UE pode nomear Merkel ou Draghi como enviado para negociações com Putin e evitar acordo “fora da Europa” UE pode nomear Merkel ou Draghi como enviado para negociações com Putin e evitar acordo “fora da Europa”

Governos da União Europeia estão a considerar a designação de uma figura política de elevado calibre, como a ex‑chanceler alemã Angela Merkel ou o ex‑presidente do Banco Central Europeu Mario Draghi, para atuar como emissário do bloco em eventuais diálogos com Vladimir Putin, informa o Financial Times.

A proposta ganhou tração ao se intensificar a perceção de que a Europa perdeu protagonismo nas conversações que visam o encerramento do conflito na Ucrânia, atualmente dirigidas sobretudo pelos Estados Unidos. O Financial Times indica que líderes da UE deverão debater a questão numa reunião em Chipre na próxima semana.

Embora focado nas operações no Médio‑Oriente, o governo Trump comunicou parceiros europeus que não pretende impedir que o bloco mantenha contacto direto com Moscovo, paralelamente às negociações de paz lideradas por Washington.

Em Bruxelas, a preocupação reside no fato de que a ausência de progressos nas tratativas americanas pode expor a Europa a um acordo considerado desfavorecido nos domínios territorial e de segurança.

Desde a invasão da Ucrânia em 2022, a UE praticamente congelou os canais oficiais com o Kremlin, mantendo apenas contactos esporádicos a cargo de alguns líderes nacionais.

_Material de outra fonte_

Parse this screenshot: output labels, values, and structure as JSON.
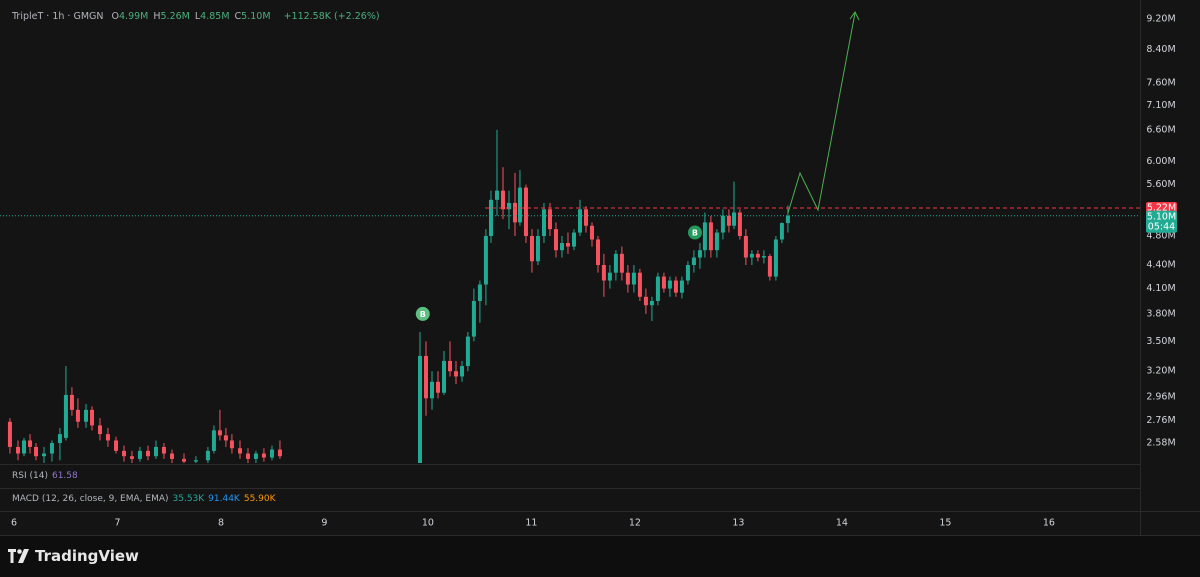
{
  "chart_data": {
    "type": "candlestick",
    "title": "TripleT · 1h · GMGN",
    "legend_values": [
      {
        "key": "O",
        "value": "4.99M"
      },
      {
        "key": "H",
        "value": "5.26M"
      },
      {
        "key": "L",
        "value": "4.85M"
      },
      {
        "key": "C",
        "value": "5.10M"
      }
    ],
    "change": "+112.58K (+2.26%)",
    "log_scale": true,
    "grid": false,
    "up_color": "#22ab94",
    "down_color": "#f7525f",
    "xlim": [
      5.865,
      16.88
    ],
    "xticks": [
      6,
      7,
      8,
      9,
      10,
      11,
      12,
      13,
      14,
      15,
      16
    ],
    "ylim": [
      2.43,
      9.51
    ],
    "yticks": [
      {
        "value": 2.58,
        "label": "2.58M"
      },
      {
        "value": 2.76,
        "label": "2.76M"
      },
      {
        "value": 2.96,
        "label": "2.96M"
      },
      {
        "value": 3.2,
        "label": "3.20M"
      },
      {
        "value": 3.5,
        "label": "3.50M"
      },
      {
        "value": 3.8,
        "label": "3.80M"
      },
      {
        "value": 4.1,
        "label": "4.10M"
      },
      {
        "value": 4.4,
        "label": "4.40M"
      },
      {
        "value": 4.8,
        "label": "4.80M"
      },
      {
        "value": 5.6,
        "label": "5.60M"
      },
      {
        "value": 6.0,
        "label": "6.00M"
      },
      {
        "value": 6.6,
        "label": "6.60M"
      },
      {
        "value": 7.1,
        "label": "7.10M"
      },
      {
        "value": 7.6,
        "label": "7.60M"
      },
      {
        "value": 8.4,
        "label": "8.40M"
      },
      {
        "value": 9.2,
        "label": "9.20M"
      }
    ],
    "x": [
      5.961,
      6.039,
      6.097,
      6.155,
      6.213,
      6.29,
      6.367,
      6.444,
      6.502,
      6.56,
      6.618,
      6.696,
      6.754,
      6.831,
      6.908,
      6.986,
      7.063,
      7.14,
      7.217,
      7.295,
      7.372,
      7.449,
      7.527,
      7.643,
      7.758,
      7.874,
      7.932,
      7.99,
      8.048,
      8.106,
      8.184,
      8.261,
      8.338,
      8.415,
      8.493,
      8.57,
      9.923,
      9.981,
      10.039,
      10.097,
      10.155,
      10.213,
      10.271,
      10.329,
      10.386,
      10.444,
      10.502,
      10.56,
      10.609,
      10.667,
      10.725,
      10.783,
      10.841,
      10.889,
      10.947,
      11.005,
      11.063,
      11.121,
      11.179,
      11.237,
      11.295,
      11.353,
      11.411,
      11.469,
      11.527,
      11.585,
      11.643,
      11.7,
      11.758,
      11.816,
      11.874,
      11.932,
      11.99,
      12.048,
      12.106,
      12.164,
      12.222,
      12.28,
      12.338,
      12.396,
      12.454,
      12.512,
      12.57,
      12.628,
      12.676,
      12.734,
      12.792,
      12.85,
      12.908,
      12.957,
      13.014,
      13.072,
      13.13,
      13.188,
      13.246,
      13.304,
      13.362,
      13.42,
      13.478
    ],
    "open": [
      2.75,
      2.55,
      2.5,
      2.6,
      2.55,
      2.48,
      2.5,
      2.58,
      2.62,
      2.98,
      2.85,
      2.75,
      2.85,
      2.72,
      2.65,
      2.6,
      2.52,
      2.48,
      2.46,
      2.52,
      2.48,
      2.55,
      2.5,
      2.46,
      2.44,
      2.45,
      2.52,
      2.68,
      2.64,
      2.6,
      2.54,
      2.5,
      2.46,
      2.5,
      2.47,
      2.53,
      2.4,
      3.35,
      2.95,
      3.1,
      3.0,
      3.3,
      3.2,
      3.15,
      3.25,
      3.55,
      3.95,
      4.15,
      4.8,
      5.35,
      5.5,
      5.2,
      5.3,
      5.0,
      5.55,
      4.8,
      4.45,
      4.8,
      5.2,
      4.9,
      4.6,
      4.7,
      4.65,
      4.85,
      5.2,
      4.95,
      4.75,
      4.4,
      4.2,
      4.3,
      4.55,
      4.3,
      4.15,
      4.3,
      4.0,
      3.9,
      3.95,
      4.25,
      4.1,
      4.2,
      4.05,
      4.2,
      4.4,
      4.5,
      4.6,
      5.0,
      4.6,
      4.85,
      5.1,
      4.95,
      5.15,
      4.8,
      4.5,
      4.55,
      4.5,
      4.52,
      4.25,
      4.75,
      4.99
    ],
    "high": [
      2.78,
      2.6,
      2.62,
      2.65,
      2.58,
      2.55,
      2.6,
      2.7,
      3.25,
      3.05,
      2.95,
      2.9,
      2.88,
      2.78,
      2.7,
      2.63,
      2.56,
      2.52,
      2.55,
      2.56,
      2.6,
      2.58,
      2.53,
      2.5,
      2.48,
      2.55,
      2.72,
      2.85,
      2.7,
      2.65,
      2.6,
      2.54,
      2.52,
      2.54,
      2.56,
      2.6,
      3.6,
      3.5,
      3.2,
      3.2,
      3.4,
      3.5,
      3.3,
      3.3,
      3.6,
      4.1,
      4.2,
      4.9,
      5.5,
      6.6,
      5.9,
      5.5,
      5.8,
      5.85,
      5.6,
      4.9,
      4.9,
      5.3,
      5.3,
      5.0,
      4.8,
      4.85,
      4.9,
      5.35,
      5.25,
      5.0,
      4.8,
      4.55,
      4.4,
      4.6,
      4.65,
      4.4,
      4.4,
      4.35,
      4.1,
      4.0,
      4.3,
      4.3,
      4.25,
      4.25,
      4.25,
      4.45,
      4.6,
      4.7,
      5.15,
      5.1,
      4.9,
      5.2,
      5.2,
      5.65,
      5.2,
      4.9,
      4.6,
      4.6,
      4.6,
      4.55,
      4.8,
      5.0,
      5.26
    ],
    "low": [
      2.5,
      2.45,
      2.48,
      2.5,
      2.45,
      2.42,
      2.44,
      2.45,
      2.6,
      2.8,
      2.7,
      2.7,
      2.68,
      2.6,
      2.55,
      2.5,
      2.44,
      2.43,
      2.44,
      2.45,
      2.46,
      2.46,
      2.42,
      2.4,
      2.4,
      2.42,
      2.5,
      2.6,
      2.55,
      2.5,
      2.46,
      2.42,
      2.43,
      2.44,
      2.45,
      2.46,
      2.35,
      2.8,
      2.85,
      2.95,
      2.98,
      3.15,
      3.08,
      3.1,
      3.2,
      3.5,
      3.7,
      3.9,
      4.7,
      5.1,
      5.05,
      4.9,
      4.8,
      4.95,
      4.7,
      4.3,
      4.4,
      4.7,
      4.8,
      4.5,
      4.5,
      4.55,
      4.6,
      4.8,
      4.85,
      4.65,
      4.3,
      4.0,
      4.1,
      4.2,
      4.2,
      4.05,
      4.05,
      3.95,
      3.8,
      3.72,
      3.9,
      4.05,
      4.0,
      4.0,
      3.98,
      4.15,
      4.3,
      4.35,
      4.5,
      4.5,
      4.5,
      4.75,
      4.85,
      4.9,
      4.75,
      4.4,
      4.4,
      4.45,
      4.42,
      4.2,
      4.2,
      4.7,
      4.85
    ],
    "close": [
      2.55,
      2.5,
      2.6,
      2.55,
      2.48,
      2.5,
      2.58,
      2.65,
      2.98,
      2.85,
      2.75,
      2.85,
      2.72,
      2.65,
      2.6,
      2.52,
      2.48,
      2.46,
      2.52,
      2.48,
      2.55,
      2.5,
      2.46,
      2.44,
      2.45,
      2.52,
      2.68,
      2.64,
      2.6,
      2.54,
      2.5,
      2.46,
      2.5,
      2.47,
      2.53,
      2.48,
      3.35,
      2.95,
      3.1,
      3.0,
      3.3,
      3.2,
      3.15,
      3.25,
      3.55,
      3.95,
      4.15,
      4.8,
      5.35,
      5.5,
      5.2,
      5.3,
      5.0,
      5.55,
      4.8,
      4.45,
      4.8,
      5.2,
      4.9,
      4.6,
      4.7,
      4.65,
      4.85,
      5.2,
      4.95,
      4.75,
      4.4,
      4.2,
      4.3,
      4.55,
      4.3,
      4.15,
      4.3,
      4.0,
      3.9,
      3.95,
      4.25,
      4.1,
      4.2,
      4.05,
      4.2,
      4.4,
      4.5,
      4.6,
      5.0,
      4.6,
      4.85,
      5.1,
      4.95,
      5.15,
      4.8,
      4.5,
      4.55,
      4.5,
      4.52,
      4.25,
      4.75,
      4.99,
      5.1
    ],
    "last_price": {
      "value": 5.1,
      "label": "5.10M",
      "color": "#22ab94"
    },
    "countdown": "05:44",
    "level": {
      "value": 5.22,
      "label": "5.22M",
      "color": "#f23645"
    },
    "markers": [
      {
        "label": "B",
        "x": 9.95,
        "y": 3.8,
        "color": "#5cbf7f"
      },
      {
        "label": "B",
        "x": 12.58,
        "y": 4.85,
        "color": "#239a5c"
      }
    ],
    "indicators": [
      {
        "name": "RSI (14)",
        "values": [
          {
            "text": "61.58",
            "color": "#9575cd"
          }
        ]
      },
      {
        "name": "MACD (12, 26, close, 9, EMA, EMA)",
        "values": [
          {
            "text": "35.53K",
            "color": "#26a69a"
          },
          {
            "text": "91.44K",
            "color": "#2196f3"
          },
          {
            "text": "55.90K",
            "color": "#ff9800"
          }
        ]
      }
    ],
    "brand": "TradingView"
  }
}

Neste cenário, intensifica‑se a pressão para que o bloco titular um enviado único, ainda que persista divisão interna quanto ao alcance da missão e à real disposição de Putin em dialogar.

Além de Merkel e Draghi, são citados no Financial Times nomes como o presidente finnês Alexander Stubb e o seu antecessor Sauli Niinistö – este último percebido como possuidor de contacto directo histórico com Moscovo, embora atualmente dificultado pela irritação russa decorrente da adesão de Helsínquia à OTAN.

Do lado ucraniano, o presidente Volodymyr Zelensky manifeste apoio a um maior envolvimento europeu nas negociações.

Segundo o jornal, um alto funcionário de Kiev indica preferência por “alguém como Draghi” ou por um líder em exercício com peso político suficiente para equilibrar a mesa entre Washington e Moscovo.

O tema deverá figurar nas reuniões de Zelensky com os chefes de governo de França, Alemanha e Reino Unido ainda esta semana.